This case is written by Dr. Quang Ngo from McMaster University. Dr. Ngo is a pediatric emergency physician in Hamilton, ON and one of the advisory board members at EMSimCases.
Why it Matters
This cases highlights three crucial management steps for a toxic neonate:
- Maintaining a broad differential diagnosis (including hypoglycemia, sepsis, metabolic/cardiac conditions)
- Consideration of hypoglycemia as a cause or consequence of a toxic neonate
- Treatment of hypoglycemia in a neonate
This case also reviews management specific to congenital adrenal hyperplasia:
- Recognition of laboratory abnormalities associated with adrenal crisis and initiation of steroid treatment
A 1 week old neonate is brought to the emergency department because his parents are worried that he’s been vomiting and not keeping his feeds down. After he vomited his last feed, his parents noted he was quite lethargic and felt cold. His mom states he’s been increasingly sleepy since discharge and she’s been needing to wake him to feed. In between feeding, he sleeps and doesn’t “act like my other 2 kids did at that age.” The team is called to assess this patient urgently after being triaged because the nurse felt the patient looked unwell.
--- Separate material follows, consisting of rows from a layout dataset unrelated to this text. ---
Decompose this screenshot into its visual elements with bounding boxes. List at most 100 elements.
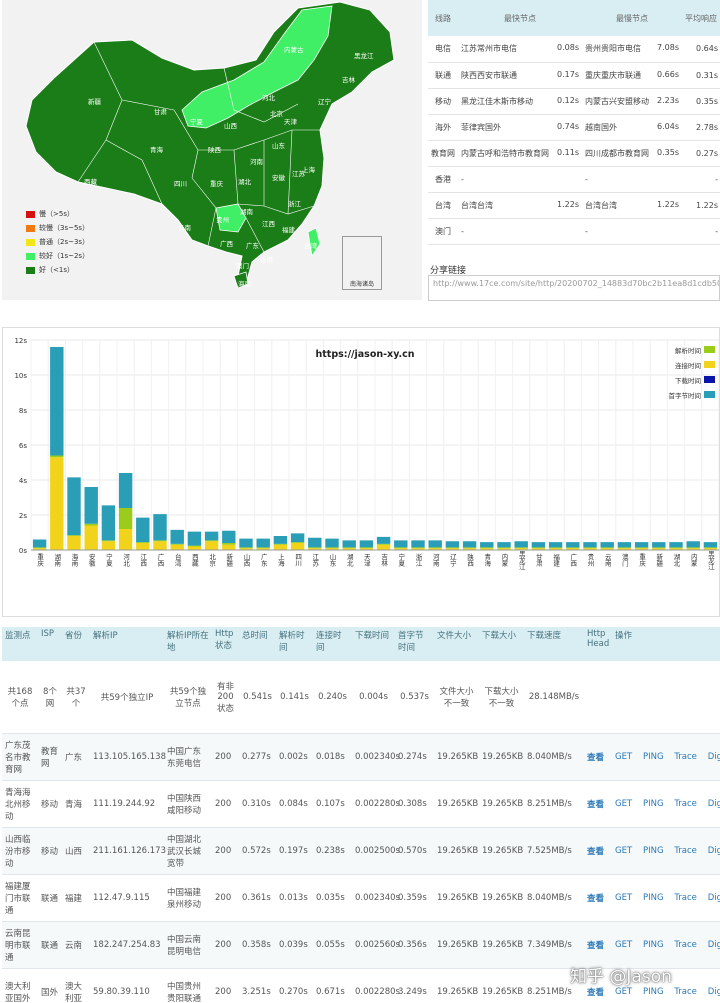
map-label: 湖北 [238,177,252,186]
bar-segment [480,542,494,548]
get-link[interactable]: GET [615,751,633,762]
trace-link[interactable]: Trace [674,845,697,856]
cell-ip[interactable]: 211.161.126.173 [90,827,166,875]
results-header[interactable]: 总时间 [239,627,276,661]
cell-first-byte: 0.308s [395,780,434,828]
dig-link[interactable]: Dig [707,892,720,903]
ping-link[interactable]: PING [642,939,664,950]
cell-status: 200 [212,968,239,1003]
results-header[interactable]: ISP [38,627,62,661]
bar-segment [445,541,460,548]
slowest-time: 0.66s [657,69,679,79]
x-tick-label: 陕西 [466,552,474,568]
cell-actions: GET PING Trace Dig [612,874,720,922]
dig-link[interactable]: Dig [707,798,720,809]
results-header[interactable]: 下载大小 [479,627,524,661]
get-link[interactable]: GET [615,798,633,809]
map-label: 广西 [220,239,234,248]
bar-segment [394,548,408,550]
map-label: 贵州 [216,215,229,224]
trace-link[interactable]: Trace [674,986,697,997]
map-label: 北京 [270,109,284,118]
view-head-link[interactable]: 查看 [587,799,605,810]
cell-province: 澳大利亚 [62,968,90,1003]
dig-link[interactable]: Dig [707,939,720,950]
summary-first_byte: 0.537s [395,661,434,734]
bar-segment [514,547,528,549]
bar-segment [50,347,64,456]
trace-link[interactable]: Trace [674,798,697,809]
bar-segment [531,547,546,549]
results-header[interactable]: 下载速度 [524,627,584,661]
fastest-node: 江苏常州市电信 [461,44,517,54]
dig-link[interactable]: Dig [707,751,720,762]
chart-legend-label: 解析时间 [675,346,701,355]
cell-province: 山西 [62,827,90,875]
fastest-time: 0.11s [557,147,579,157]
map-label: 台湾 [304,241,318,250]
cell-ip[interactable]: 112.47.9.115 [90,874,164,922]
view-head-link[interactable]: 查看 [587,893,605,904]
fastest-node: 菲律宾国外 [461,122,501,132]
map-label: 福建 [282,225,296,234]
chart-canvas: 0s2s4s6s8s10s12shttps://jason-xy.cn重庆 湖南海… [14,337,719,570]
cell-down-size: 19.265KB [479,921,524,969]
ping-link[interactable]: PING [642,798,664,809]
ping-link[interactable]: PING [642,845,664,856]
cell-first-byte: 0.274s [395,733,434,781]
results-header[interactable]: 操作 [612,627,720,661]
results-header[interactable]: 文件大小 [434,627,479,661]
results-header[interactable]: 解析IP [90,627,164,661]
dig-link[interactable]: Dig [707,845,720,856]
dig-link[interactable]: Dig [707,986,720,997]
results-header[interactable]: 监测点 [2,627,38,661]
x-tick-label: 广西 [156,552,164,568]
cell-ip[interactable]: 113.105.165.138 [90,733,166,781]
trace-link[interactable]: Trace [674,892,697,903]
bar-segment [136,517,150,543]
get-link[interactable]: GET [615,845,633,856]
bar-segment [325,538,339,548]
share-link-field[interactable]: http://www.17ce.com/site/http/20200702_1… [428,275,720,301]
cell-ip[interactable]: 59.80.39.110 [90,968,164,1003]
results-header[interactable]: 连接时间 [313,627,352,661]
bar-segment [118,473,133,508]
bar-segment [600,547,614,549]
get-link[interactable]: GET [615,986,633,997]
slowest-cell: 重庆重庆市联通 0.66s [582,62,682,89]
slowest-node: 内蒙古兴安盟移动 [585,96,649,106]
get-link[interactable]: GET [615,892,633,903]
bar-segment [617,542,632,548]
x-tick-label: 浙江 [414,552,422,567]
x-tick-label: 河南 [431,553,439,567]
speed-row: 香港 - - - [428,166,720,193]
summary-connect: 0.240s [313,661,352,734]
ping-link[interactable]: PING [642,751,664,762]
cell-actions: GET PING Trace Dig [612,780,720,828]
view-head-link[interactable]: 查看 [587,846,605,857]
results-header[interactable]: 省份 [62,627,90,661]
map-label: 四川 [174,180,187,188]
slowest-cell: 越南国外 6.04s [582,114,682,141]
results-header[interactable]: 下载时间 [352,627,395,661]
get-link[interactable]: GET [615,939,633,950]
bar-segment [325,548,339,550]
view-head-link[interactable]: 查看 [587,987,605,998]
cell-down-size: 19.265KB [479,780,524,828]
results-header[interactable]: Http状态 [212,627,239,661]
results-header[interactable]: 解析时间 [276,627,313,661]
trace-link[interactable]: Trace [674,939,697,950]
cell-ip[interactable]: 182.247.254.83 [90,921,164,969]
results-header[interactable]: Http Head [584,627,612,661]
trace-link[interactable]: Trace [674,751,697,762]
ping-link[interactable]: PING [642,986,664,997]
bar-segment [548,547,563,549]
view-head-link[interactable]: 查看 [587,940,605,951]
cell-ip[interactable]: 111.19.244.92 [90,780,164,828]
view-head-link[interactable]: 查看 [587,752,605,763]
cell-connect: 0.055s [313,921,352,969]
ping-link[interactable]: PING [642,892,664,903]
bar-segment [308,548,322,550]
results-header[interactable]: 解析IP所在地 [164,627,212,661]
results-header[interactable]: 首字节时间 [395,627,434,661]
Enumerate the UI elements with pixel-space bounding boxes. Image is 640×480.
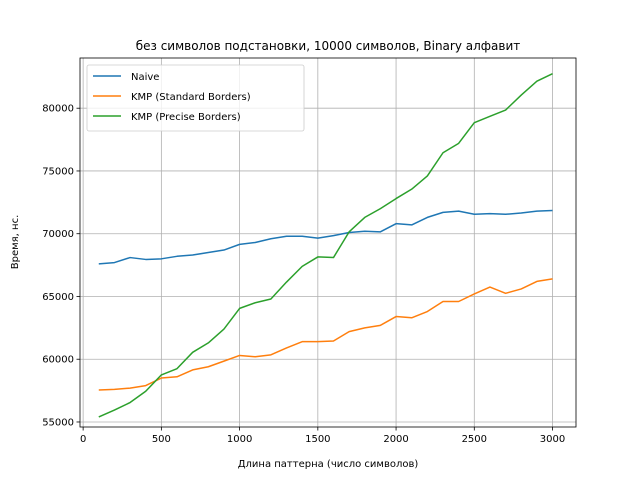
series-line-naive [98,209,553,265]
y-tick-label: 55000 [42,417,74,428]
y-tick-label: 65000 [42,292,74,303]
plot-area-frame [79,57,577,428]
x-tick-label: 500 [152,434,171,445]
legend-box [86,64,305,132]
x-tick-label: 1500 [305,434,330,445]
x-tick-label: 0 [80,434,86,445]
x-axis-label: Длина паттерна (число символов) [238,459,419,470]
legend-label: Naive [131,72,159,83]
legend-label: KMP (Standard Borders) [131,92,251,103]
series-lines [98,73,553,418]
series-line-kmp-precise-borders [98,73,553,418]
legend-label: KMP (Precise Borders) [131,112,241,123]
y-tick-label: 75000 [42,166,74,177]
y-tick-label: 80000 [42,104,74,115]
chart-title: без символов подстановки, 10000 символов… [136,39,521,53]
x-tick-label: 2500 [462,434,487,445]
axis-ticks: 0 500 1000 1500 2000 2500 3000 55000 60000 65000 7… [42,104,565,445]
y-tick-label: 70000 [42,229,74,240]
series-line-kmp-standard-borders [98,278,553,391]
x-tick-label: 2000 [383,434,408,445]
y-axis-label: Время, нс. [10,215,21,270]
x-tick-label: 1000 [227,434,252,445]
x-tick-label: 3000 [540,434,565,445]
y-tick-label: 60000 [42,355,74,366]
legend: Naive KMP (Standard Borders) KMP (Precise … [86,64,305,132]
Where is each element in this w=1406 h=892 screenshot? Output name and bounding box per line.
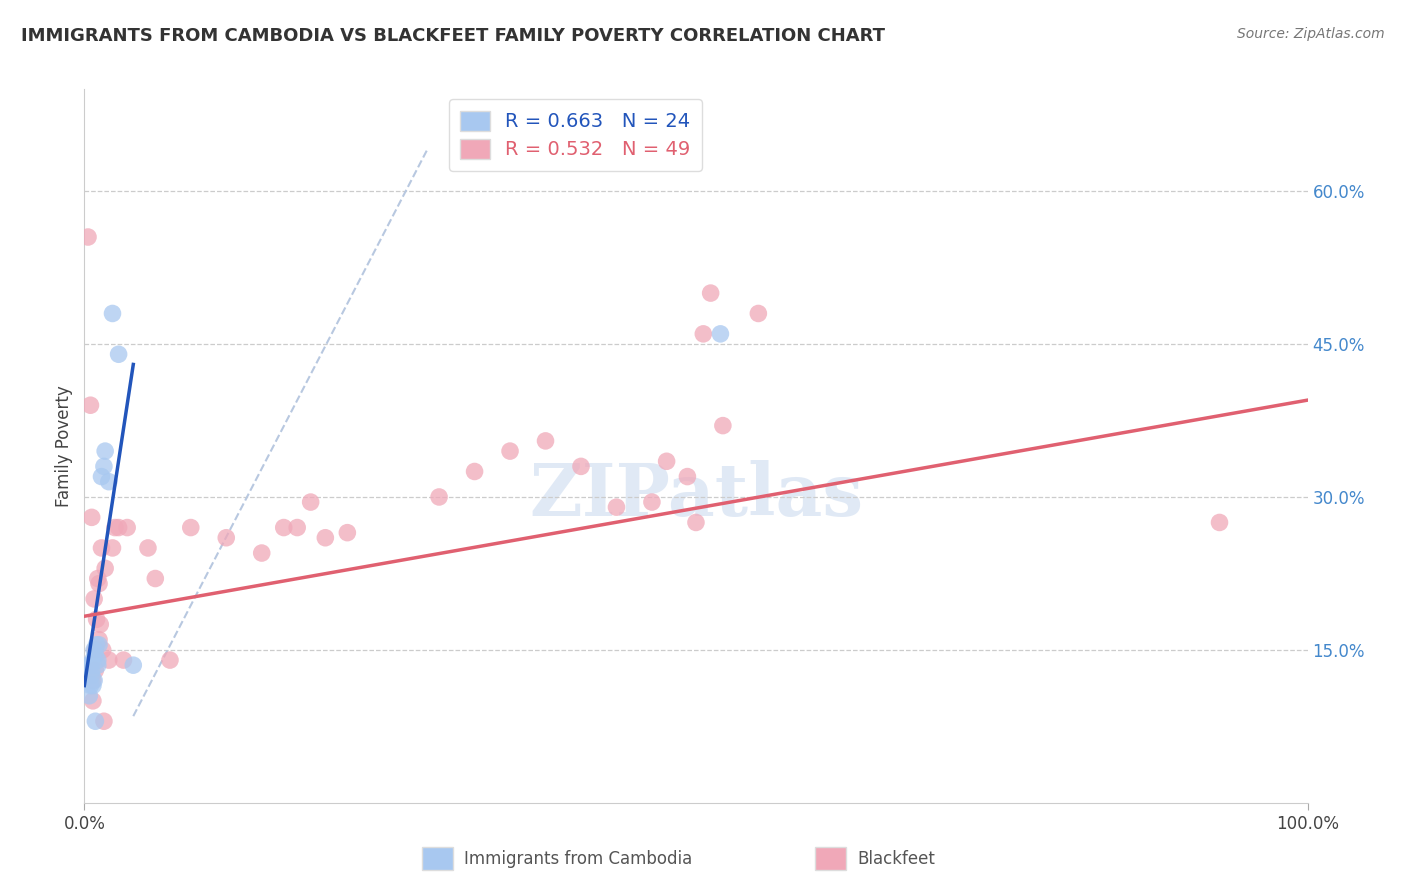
- Point: [115, 520, 138, 534]
- Point: [82, 694, 104, 708]
- Point: [86, 638, 108, 652]
- Point: [605, 500, 627, 515]
- Point: [711, 418, 734, 433]
- Point: [1208, 516, 1230, 530]
- Point: [87, 632, 110, 647]
- Point: [273, 520, 295, 534]
- Point: [94, 561, 117, 575]
- Point: [91, 643, 114, 657]
- Point: [676, 469, 699, 483]
- Point: [83, 673, 105, 688]
- Point: [685, 516, 707, 530]
- Point: [77, 658, 100, 673]
- Point: [87, 572, 110, 586]
- Point: [534, 434, 557, 448]
- Point: [699, 286, 721, 301]
- Point: [89, 617, 111, 632]
- Point: [84, 643, 107, 657]
- Point: [215, 531, 238, 545]
- Point: [143, 572, 166, 586]
- Point: [84, 663, 107, 677]
- Point: [80, 663, 103, 677]
- Point: [180, 520, 202, 534]
- Text: IMMIGRANTS FROM CAMBODIA VS BLACKFEET FAMILY POVERTY CORRELATION CHART: IMMIGRANTS FROM CAMBODIA VS BLACKFEET FA…: [21, 27, 886, 45]
- Point: [79, 679, 101, 693]
- Point: [86, 612, 108, 626]
- Point: [692, 326, 714, 341]
- Point: [464, 465, 486, 479]
- Text: Blackfeet: Blackfeet: [858, 849, 935, 868]
- Point: [569, 459, 592, 474]
- Y-axis label: Family Poverty: Family Poverty: [55, 385, 73, 507]
- Point: [84, 714, 107, 729]
- Point: [87, 658, 110, 673]
- Text: Immigrants from Cambodia: Immigrants from Cambodia: [464, 849, 692, 868]
- Point: [84, 648, 107, 662]
- Text: Source: ZipAtlas.com: Source: ZipAtlas.com: [1237, 27, 1385, 41]
- Point: [87, 653, 110, 667]
- Point: [90, 469, 112, 483]
- Point: [93, 714, 115, 729]
- Point: [709, 326, 731, 341]
- Point: [77, 230, 100, 244]
- Point: [499, 444, 522, 458]
- Point: [82, 653, 104, 667]
- Point: [97, 653, 120, 667]
- Point: [336, 525, 359, 540]
- Point: [97, 475, 120, 489]
- Point: [101, 306, 124, 320]
- Point: [136, 541, 159, 555]
- Point: [83, 643, 105, 657]
- Point: [655, 454, 678, 468]
- Point: [79, 398, 101, 412]
- Point: [87, 576, 110, 591]
- Point: [159, 653, 181, 667]
- Point: [299, 495, 322, 509]
- Point: [112, 653, 135, 667]
- Point: [107, 347, 129, 361]
- Point: [107, 520, 129, 534]
- Point: [250, 546, 273, 560]
- Point: [101, 541, 124, 555]
- Point: [87, 638, 110, 652]
- Point: [122, 658, 145, 673]
- Legend: R = 0.663   N = 24, R = 0.532   N = 49: R = 0.663 N = 24, R = 0.532 N = 49: [449, 99, 702, 171]
- Point: [104, 520, 127, 534]
- Point: [93, 459, 115, 474]
- Point: [641, 495, 664, 509]
- Point: [94, 444, 117, 458]
- Point: [747, 306, 769, 320]
- Point: [314, 531, 336, 545]
- Point: [427, 490, 450, 504]
- Point: [80, 668, 103, 682]
- Point: [83, 591, 105, 606]
- Point: [82, 679, 104, 693]
- Point: [77, 689, 100, 703]
- Point: [80, 510, 103, 524]
- Point: [82, 673, 104, 688]
- Point: [90, 541, 112, 555]
- Text: ZIPatlas: ZIPatlas: [529, 460, 863, 532]
- Point: [79, 658, 101, 673]
- Point: [285, 520, 308, 534]
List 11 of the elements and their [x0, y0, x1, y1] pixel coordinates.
A lethargic 1 week old presents from home after recurrent emesis and progressive sleepiness. He is hypovolemic, hypothermic, and hypoglycemic. If his hypoglycemia is not quickly corrected, he begins to seize and will continue to do so until the team gives glucose. If they do not, the patient will go on to have a VF arrest. If the team identifies and treats the hypoglycemia, orders blood work, and fluid resuscitates the child, they receive blood results demonstrating hyperkalemia and hyponatremia. If they correctly identify and treat the patient as a possible adrenal crisis, the neonate is safely transferred to the PICU. If they fail to treat the hyperkalemia or fail to administer steroids, the patient will have a VF arrest.